In the same year that former U.S. President Donald Trump got deplatformed – banned from major social media sites like Twitter and Facebook – the technology industry hit the headlines again with the Taliban’s social media presence. Despite the Taliban’s history of oppression and violence, specifically against women and ethnic minorities, the “new Taliban” are changing their rhetoric by spreading the message of inclusion and peace through a “diplomatic charm offensive.” While some may suggest it might be too early to know if the Taliban have changed, it is clear that they are different in one important way: The Taliban have embraced technology, social media, and communication strategies for their own benefit.
At this point, it may be too early to know what type of leaders are coming to power. The gut instinct may be to deplatform the Taliban. However, banning specific actors from mainstream social media platforms does not make these groups suddenly disappear. Additionally, such actions may fuel polarization and intensify tensions at a global level. At this moment, it is also unclear if the technology companies are able to be consistent in their policy and enforcement operations. No matter the platforms’ decisions about the Taliban, or any other specific actor, their actions will always reverberate in places far from their headquarters in California.
The question should not be about deplatforming the Taliban or not; instead, it should be a question of who gets to make such decisions. Certainly, the technology companies have complete control over who they want on their platforms. After all, these are for-profit companies that will focus on their own financial and political interests. Yet if social media remains a crucial tool in politics, who gets to be on platforms may be a decision that neither technology companies nor governments are well positioned to make. Therefore, this is an opportunity to reassess the technology industry’s role outside their headquarters and establish a new strategy that considers those who face the sociopolitical repercussions of the decisions made by the platforms.
Myanmar has provided many lessons on the effects of U.S. social media on foreign affairs. In 2018, Facebook admitted to “not doing enough” by failing to prevent division and incitement of violence against the Rohingya Muslims. In April, after the military coup of February 2021, Facebook decided to ban Myanmar’s armed forces from the platform based on their history of human rights abuse, disinformation campaigns, and risks of offline harm. However, even after that action, Facebook kept inviting users to like pages that share pro-military propaganda.
When it comes to the Taliban, the group is not new to social media. They have been establishing a social media presence for years by posting content in different languages with the aim to “win over the minds and hearts of the masses.” Their Twitter presence goes back to 2011, and in 2016 the group created a WhatsApp helpline in Afghanistan. Today, Facebook, YouTube (part of Alphabet Inc.) and TikTok all ban Afghan Taliban accounts in accordance with U.S. economic sanctions. Twitter still allows the group to post content. In addition, the content shared by the group rarely violates stated policies, which poses challenges for companies when it comes to removing Taliban content. Meanwhile, the Tech Against Terrorism group, an U.N.-backed initiative, has added the Afghan Taliban to its list of terrorist organizations and has recommended that technology companies remove or restrict their access.

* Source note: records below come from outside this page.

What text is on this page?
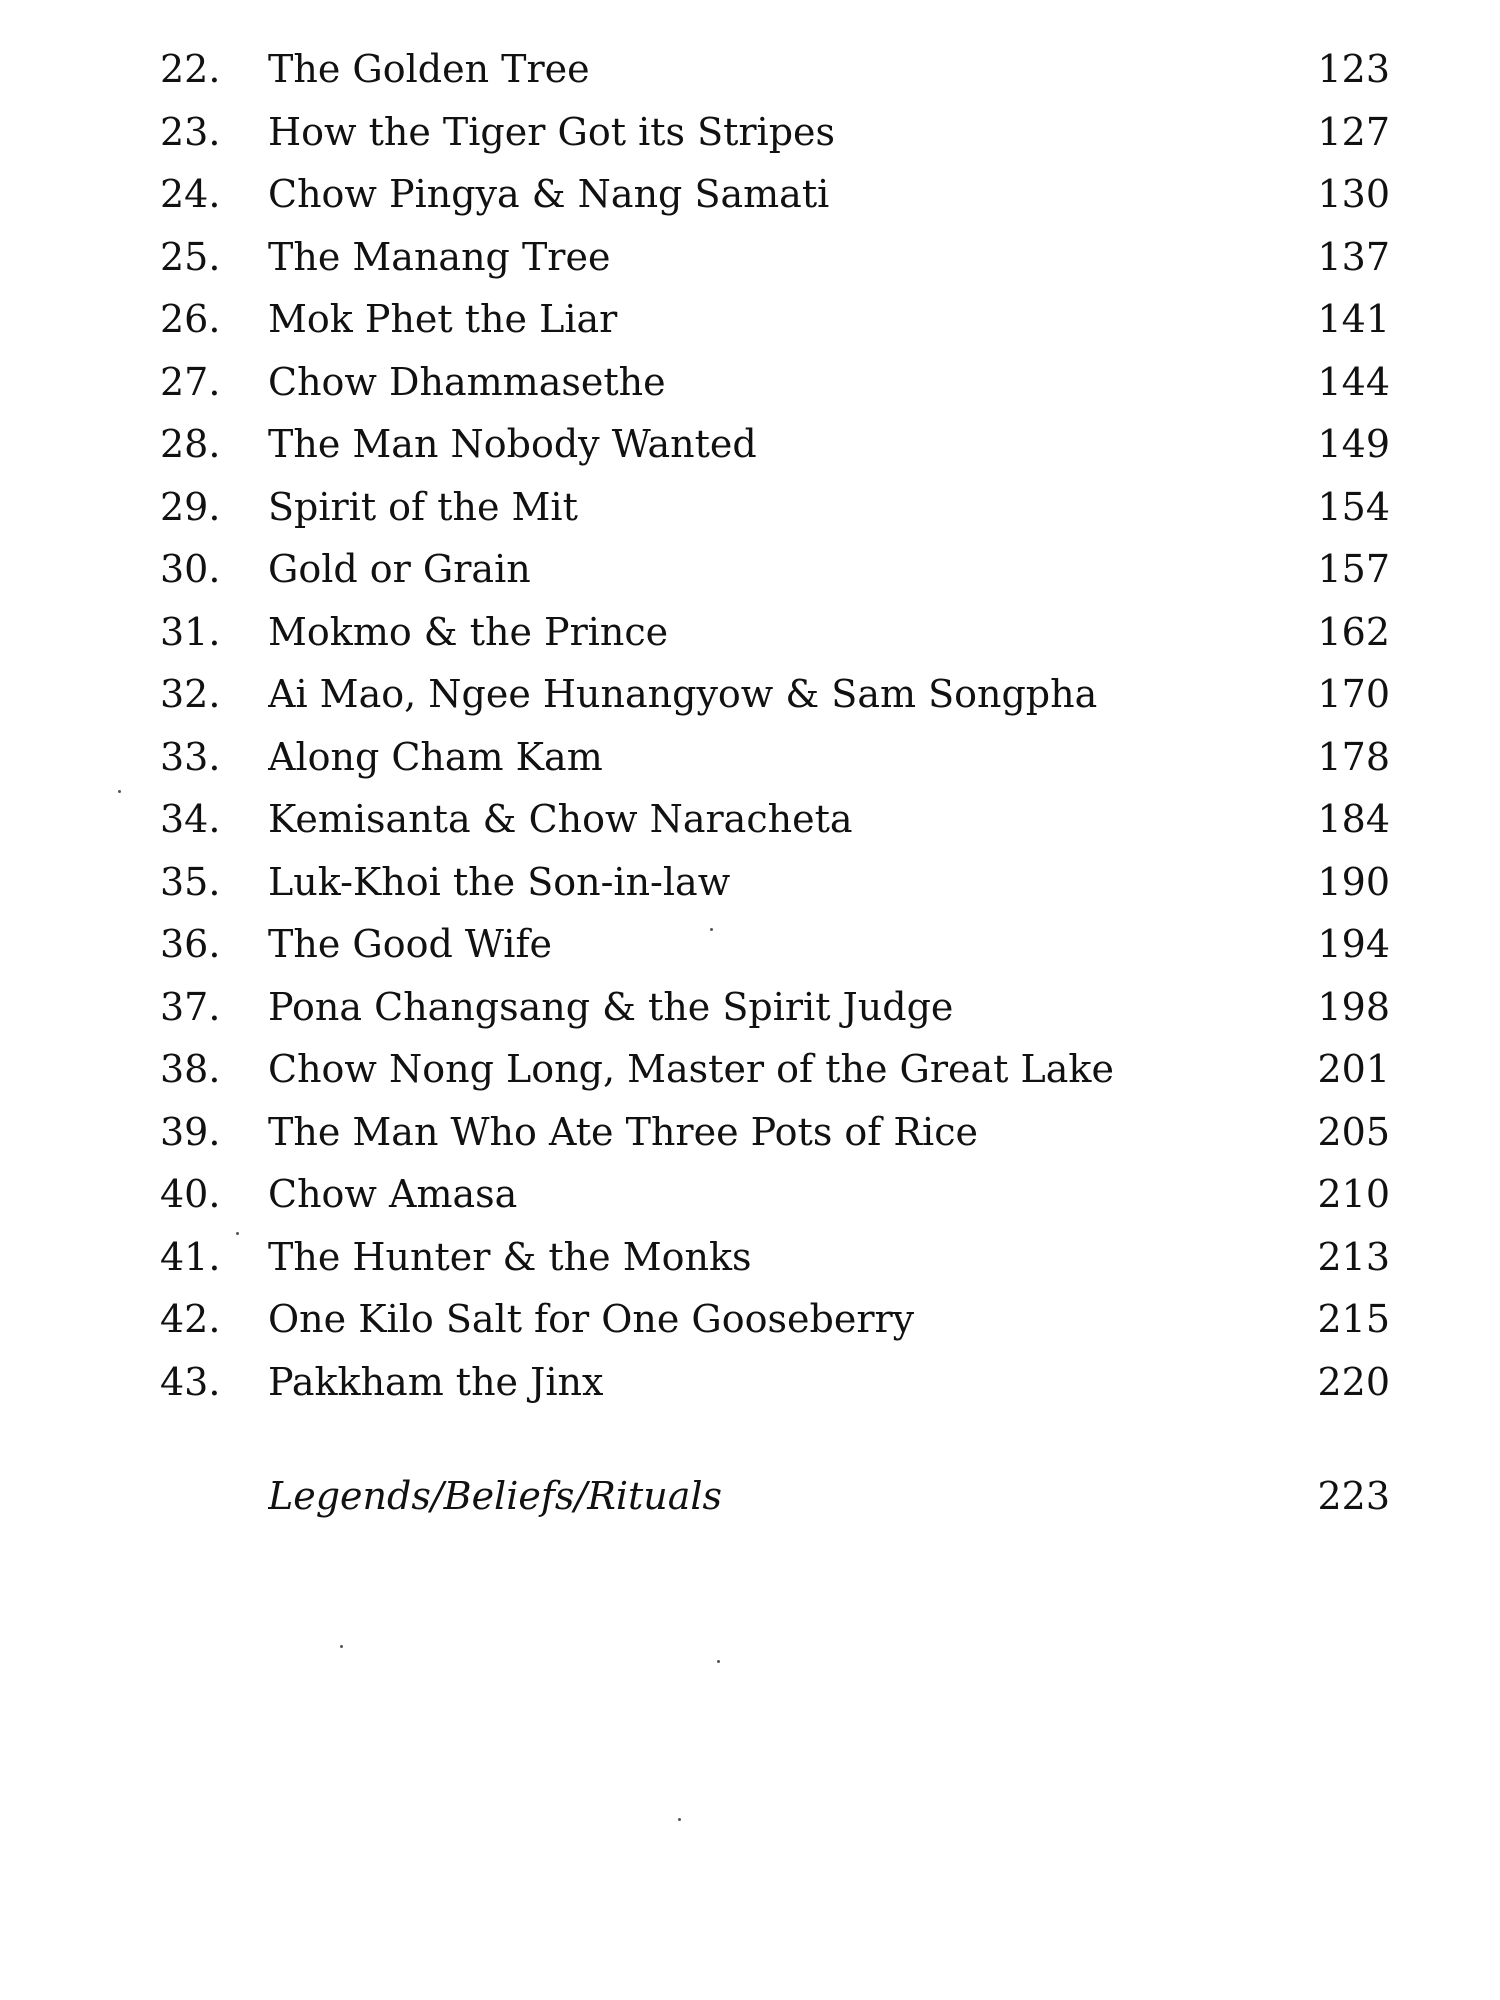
22.	The Golden Tree	123
23.	How the Tiger Got its Stripes	127
24.	Chow Pingya & Nang Samati	130
25.	The Manang Tree	137
26.	Mok Phet the Liar	141
27.	Chow Dhammasethe	144
28.	The Man Nobody Wanted	149
29.	Spirit of the Mit	154
30.	Gold or Grain	157
31.	Mokmo & the Prince	162
32.	Ai Mao, Ngee Hunangyow & Sam Songpha	170
33.	Along Cham Kam	178
34.	Kemisanta & Chow Naracheta	184
35.	Luk-Khoi the Son-in-law	190
36.	The Good Wife	194
37.	Pona Changsang & the Spirit Judge	198
38.	Chow Nong Long, Master of the Great Lake	201
39.	The Man Who Ate Three Pots of Rice	205
40.	Chow Amasa	210
41.	The Hunter & the Monks	213
42.	One Kilo Salt for One Gooseberry	215
43.	Pakkham the Jinx	220
Legends/Beliefs/Rituals	223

Nevertheless, the New York Times reported that since August 9, more than 100 new accounts and pages, either claiming to belong to the Taliban or supporting their mission, have been created on Facebook and Twitter. Social media platforms may face the reality of playing a whack-a-mole game against the Taliban. Some platforms have been taking actions to protect users in Afghanistan. However, it is unclear how long these companies can maintain such operational process changes sustainably and in a way that keeps people safe and does not create sociopolitical disruption in the long run.

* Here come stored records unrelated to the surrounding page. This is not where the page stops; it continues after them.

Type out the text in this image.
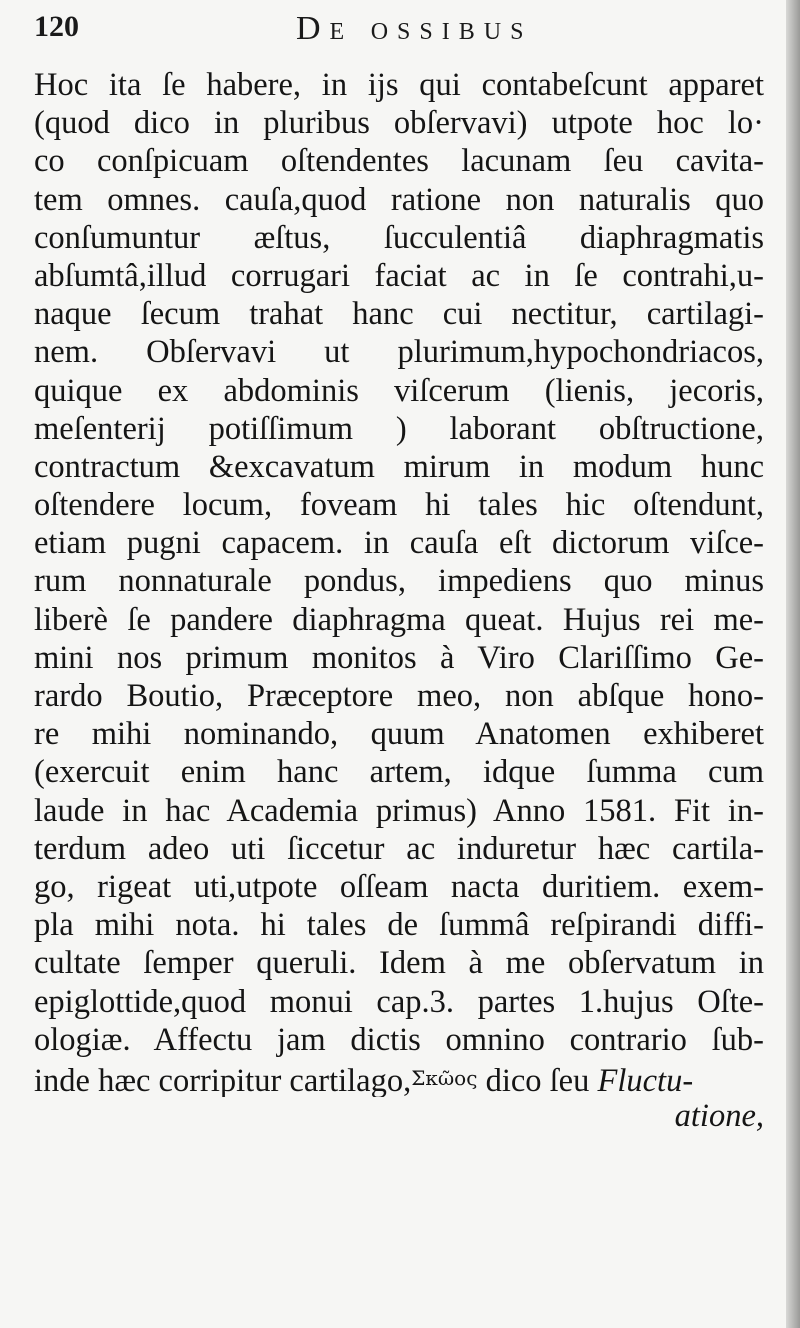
120	De ossibus
Hoc ita ſe habere, in ijs qui contabeſcunt apparet
(quod dico in pluribus obſervavi) utpote hoc lo·
co conſpicuam oſtendentes lacunam ſeu cavita-
tem omnes. cauſa,quod ratione non naturalis quo
conſumuntur æſtus, ſucculentiâ diaphragmatis
abſumtâ,illud corrugari faciat ac in ſe contrahi,u-
naque ſecum trahat hanc cui nectitur, cartilagi-
nem. Obſervavi ut plurimum,hypochondriacos,
quique ex abdominis viſcerum (lienis, jecoris,
meſenterij potiſſimum ) laborant obſtructione,
contractum &excavatum mirum in modum hunc
oſtendere locum, foveam hi tales hic oſtendunt,
etiam pugni capacem. in cauſa eſt dictorum viſce-
rum nonnaturale pondus, impediens quo minus
liberè ſe pandere diaphragma queat. Hujus rei me-
mini nos primum monitos à Viro Clariſſimo Ge-
rardo Boutio, Præceptore meo, non abſque hono-
re mihi nominando, quum Anatomen exhiberet
(exercuit enim hanc artem, idque ſumma cum
laude in hac Academia primus) Anno 1581. Fit in-
terdum adeo uti ſiccetur ac induretur hæc cartila-
go, rigeat uti,utpote oſſeam nacta duritiem. exem-
pla mihi nota. hi tales de ſummâ reſpirandi diffi-
cultate ſemper queruli. Idem à me obſervatum in
epiglottide,quod monui cap.3. partes 1.hujus Oſte-
ologiæ. Affectu jam dictis omnino contrario ſub-
inde hæc corripitur cartilago,Σκῶος dico ſeu Fluctu-
atione,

History has shown that propaganda and information control is part of the playbook of authoritarian and totalitarian rulers. It should not come as a surprise when, amid a political crisis, the official spokesman for the Taliban, Zabihullah Mujahid, took time to apply the same tactics used by many leaders in power to accuse Facebook of censorship. Mujahid’s discourse has been previously echoed by many authoritarian and totalitarian figures around the world. These regimes use social media as the battlefield for their own political interests, resulting in real-world violence. The U.S. technology industry is particularly in the spotlight in this regard due to its overarching power at a global level. Therefore, the questions about the Taliban’s social media presence should be broader in scope and focus on the general impact of the technology platforms on foreign affairs. Ultimately, users outside the boundaries of wealthy Western nations are the ones suffering from the actions taken by U.S. platforms.
In this sense, Marietje Schaake, international policy director at Stanford University, called for a global democratic alliance that removes the privatized power of the technology companies. This alliance, Schaake envisions, would be empowered “to set norms, rules, and guidelines for technology companies and to agree on protocols for cross-border digital activities.” Extrapolating from Schaake’s views it is time to restrict the power of the technology industry in foreign matters – regardless of regime type – and call for an independent international coalition led by civil society and netizens who can directly decide what happens across the technology platforms and within the boundaries of their nations.
If the technology industry wants to be seen as morally responsible actors in the four corners of the world, it is time to reconsider the current decision-making model.